Forum Moderators: goodroi
User-agent: *
Disallow: /widgets/
I am obviously trying to block all bots from the widgets directory.
I have created a new directory that I want search engines to visit. That directory is:
/widgets-for-sale/
Can someone tell me if my robots.txt will prevent search engines from visiting /widgets-for-sale/?
I would have thought not but I put up the new directory, (/widgets-for-sale/), and linked to it but have not had search engines visit the new pages after about 10 days.
Thanks.
Therefore,
User-agent: *
Disallow: /widgets/
It will have no effect on URL-paths that *start with* "/widgets-for-sale/"
See A Standard for Robots Exclusion [robotstxt.org].
Jim
I checked and made sure that I linked to the directory with a trailing '/'.
If you have trailing '/' in robots.txt then its possible that some bots will request that directory without such slash, which will technically be 100% legal as far as robots.txt is concerned, it is therefore good idea NOT to have trailing slash in Disallow directives - this covers for all eventualities.
In your case however it would result in the other directory excluded since it starts with the same prefix, tough dilemma, best solution would probably be rename it to avoid clash.
it is therefore good idea NOT to have trailing slash in Disallow directives - this covers for all eventualities
I'm not sure this is accurate. If I want to disallow the directory /widgets.htm/ but NOT the page /widgets.htm I need the trailing slash. Surely omitting it just makes the whole thing less accurate?

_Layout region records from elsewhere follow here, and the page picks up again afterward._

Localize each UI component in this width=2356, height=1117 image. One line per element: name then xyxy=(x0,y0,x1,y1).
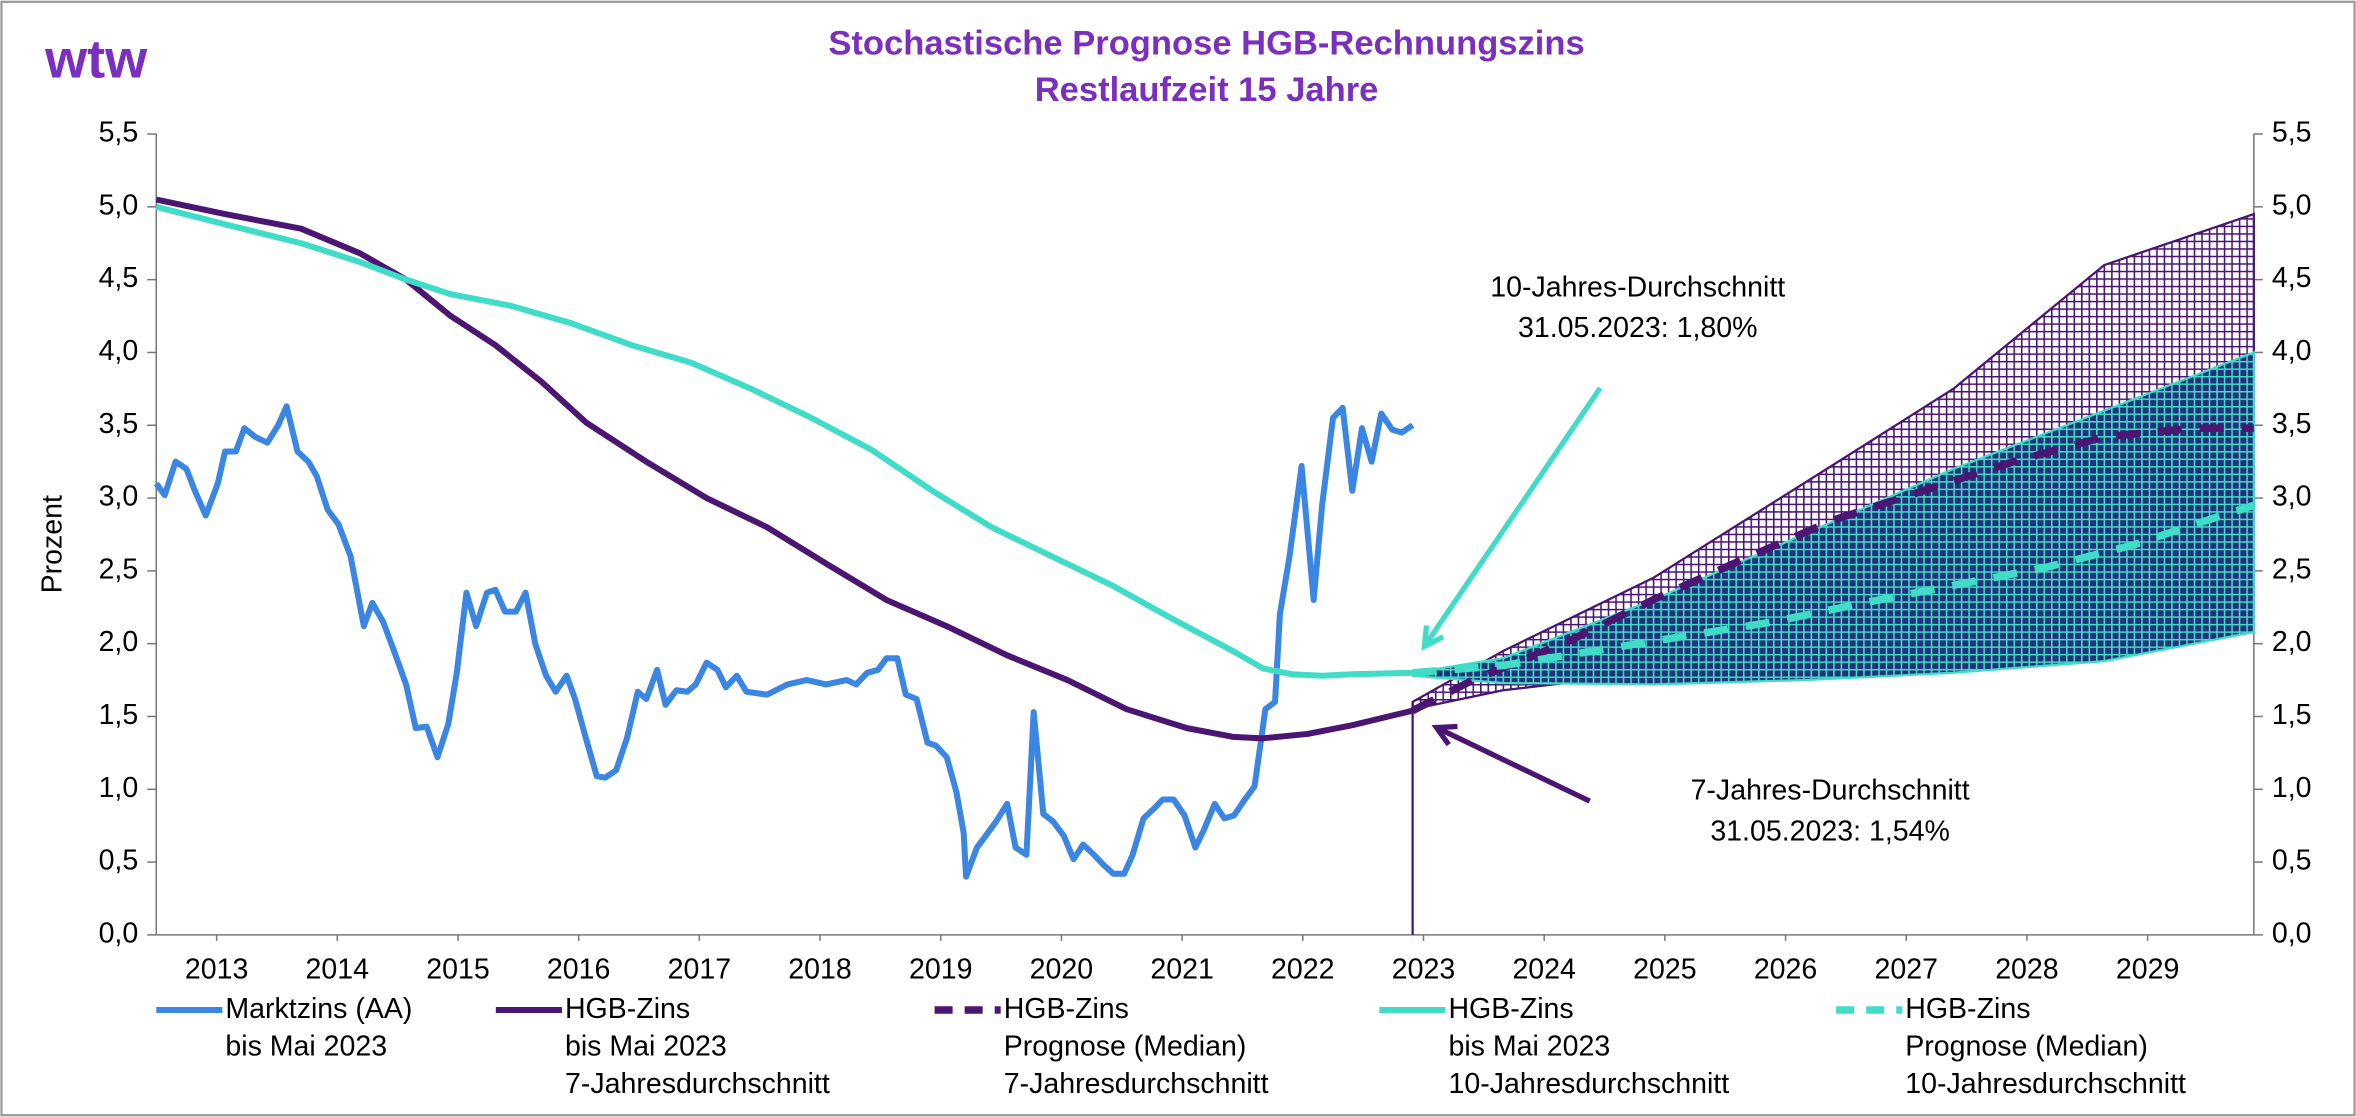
y-tick-label: 2,0 xyxy=(99,626,139,658)
x-tick-label: 2015 xyxy=(426,953,489,985)
y-tick-label: 0,0 xyxy=(99,917,139,949)
annotation-text: 31.05.2023: 1,80% xyxy=(1518,312,1758,344)
legend-label: HGB-Zins bis Mai 2023 7-Jahresdurchschnitt xyxy=(565,993,830,1100)
y2-tick-label: 4,0 xyxy=(2272,335,2312,367)
logo: wtw xyxy=(44,30,148,90)
y-tick-label: 4,0 xyxy=(99,335,139,367)
x-tick-label: 2026 xyxy=(1754,953,1817,985)
y2-tick-label: 0,0 xyxy=(2272,917,2312,949)
x-tick-label: 2028 xyxy=(1995,953,2058,985)
y-tick-label: 2,5 xyxy=(99,553,139,585)
y2-tick-label: 1,5 xyxy=(2272,699,2312,731)
x-tick-label: 2014 xyxy=(306,953,370,985)
legend-label: Marktzins (AA) bis Mai 2023 xyxy=(225,993,412,1063)
x-tick-label: 2027 xyxy=(1875,953,1938,985)
y-tick-label: 0,5 xyxy=(99,845,139,877)
x-tick-label: 2025 xyxy=(1633,953,1696,985)
y-tick-label: 1,0 xyxy=(99,772,139,804)
legend-label: HGB-Zins bis Mai 2023 10-Jahresdurchschnit… xyxy=(1448,993,1729,1100)
x-tick-label: 2021 xyxy=(1150,953,1213,985)
x-tick-label: 2020 xyxy=(1030,953,1093,985)
x-tick-label: 2022 xyxy=(1271,953,1334,985)
chart-title: Stochastische Prognose HGB-Rechnungszins xyxy=(828,25,1584,63)
legend-label: HGB-Zins Prognose (Median) 10-Jahresdurchs… xyxy=(1905,993,2186,1100)
x-tick-label: 2024 xyxy=(1512,953,1576,985)
annotation-text: 10-Jahres-Durchschnitt xyxy=(1490,271,1785,303)
legend-label: HGB-Zins Prognose (Median) 7-Jahresdurchsc… xyxy=(1004,993,1269,1100)
y-tick-label: 5,0 xyxy=(99,189,139,221)
y-tick-label: 4,5 xyxy=(99,262,139,294)
y-tick-label: 5,5 xyxy=(99,117,139,149)
annotation-text: 31.05.2023: 1,54% xyxy=(1710,815,1950,847)
y2-tick-label: 5,5 xyxy=(2272,117,2312,149)
y2-tick-label: 3,5 xyxy=(2272,408,2312,440)
x-tick-label: 2019 xyxy=(909,953,972,985)
annotation-text: 7-Jahres-Durchschnitt xyxy=(1691,775,1970,807)
annotation-arrow xyxy=(1422,386,1603,648)
series-line xyxy=(153,403,1415,880)
y-tick-label: 1,5 xyxy=(99,699,139,731)
x-tick-label: 2029 xyxy=(2116,953,2179,985)
x-tick-label: 2016 xyxy=(547,953,610,985)
y2-tick-label: 1,0 xyxy=(2272,772,2312,804)
y2-tick-label: 4,5 xyxy=(2272,262,2312,294)
x-tick-label: 2023 xyxy=(1392,953,1455,985)
y-tick-label: 3,0 xyxy=(99,481,139,513)
forecast-band xyxy=(1411,350,2255,686)
y2-tick-label: 3,0 xyxy=(2272,481,2312,513)
y2-tick-label: 2,0 xyxy=(2272,626,2312,658)
annotation-arrowhead xyxy=(1431,723,1458,747)
x-tick-label: 2013 xyxy=(185,953,248,985)
y2-tick-label: 5,0 xyxy=(2272,189,2312,221)
y-axis-label: Prozent xyxy=(37,495,69,593)
chart-subtitle: Restlaufzeit 15 Jahre xyxy=(1035,71,1379,109)
y-tick-label: 3,5 xyxy=(99,408,139,440)
y2-tick-label: 2,5 xyxy=(2272,553,2312,585)
annotation-arrowhead xyxy=(1421,625,1445,651)
x-tick-label: 2018 xyxy=(788,953,851,985)
median-line xyxy=(1410,424,2254,714)
y2-tick-label: 0,5 xyxy=(2272,845,2312,877)
series-line xyxy=(155,203,1413,679)
x-tick-label: 2017 xyxy=(668,953,731,985)
annotation-arrow xyxy=(1435,725,1591,804)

The only page a robot could mistakenly access could be the index page for the directory /widgets.htm/, if they asked for just /widgets.htm - but surely this would be incorrect behaviour on the part of the bot since a request for /widgets is asking for a file called widgets, whereas a requests for /widgets/ is asking for the root of the directory?
I'm not sure this is accurate.
It depends on a point of view. Consider the following example:
-----------------------
User-agent: *
Disallow: /dir/
-----------------------
The intention here is to disallow crawling of anything inside /dir/, including root of the directory. Looks fine, but don't forget bots will check if the URL they are about to retrieve starts with the disallow statement. Sounds still good? Not really - consider that it is perfectly valid to request root of directory without specifying / at the end, ie: http://www.example.com/dir - this URL won't be matched given robots.txt above, and its all perfectly valid.
Some or even most webservers will issue a redirect to proper url - http://www.example.com/dir/ - this will give bot chance to match the URL - and it should do, however re-evaluation on redirect is not supported by all bots.
So, the conclusion is that specifying / at the end of Disallow directives may lead to some bots supposedly violating robots.txt, yet in reality they followed it strictly and its the webmaster who is at fault.
it is perfectly valid to request root of directory without specifying / at the end, ie: http://www.example.com/dir
I think this is the statement I disagree with - http://www.example.com/dir is a request for a file called 'dir' in the root of www.example.com. Most web servers (if a file called 'dir' does not exist) perform a 'courtesy' redirect to the actual directory URL - /dir/ but robots should not request directories without the slash since this a request for a file, not for a directory index.
I don't know if the index file in the root directory is an http spec thing, I suppose more properly the links would be to /dir/index.htm.
"Directories require a trailing slash"
[httpd.apache.org...]
"IIS first treats [dir] as a file that it should give back to the browser. If this file cannot be found, IIS checks to see if there is a directory with this name"
[support.microsoft.com...]
I think this is the statement I disagree with - http://www.example.com/dir is a request for a file called 'dir' in the root of www.example.com.
This is not correct - http://www.example.com/dir is a URI - client that requests it has no clue as to whether it directory or file or whatever - this is totally up to server how it classifies them, as far as client is concerned it requested http://www.example.com/dir and its a perfectly valid request.
Indeed some or even many webservers will issue redirect - but not all bots re-check robots.txt upon redirect and some servers don't issue redirect at all - they just detect its directory and avoid cost of redirect.
It is therefore better to avoid having trailing slash in Disallow statements. This is not theory - I have personally come across with a few webmasters who claimed my bot violated their robots.txt but upon check it transpired that the situation described above happened and it was technically their fault.
Recapping the situation. My robots.txt:
User-agent: *
Disallow: /widgets/
My directory was called:
/widgets-for-sale/
but it was not being indexed (and I wanted it to be). So I changed the directory to:
/SynonymForWidgets-for-sale/
The directory was crawled the next day by both googlebot and msn which had not crawled the /widgets-for-sale/ directory in the 10 previous days.
This leads me to believe that my inital robots.txt was somehow telling bots not to visit that directory. I don't understand how these things work, just passing on what I saw and hopefully that can help someone else as well.
So, in case of my bot it would skip both directories and it seems logical to me that other search engines may also take the same approach.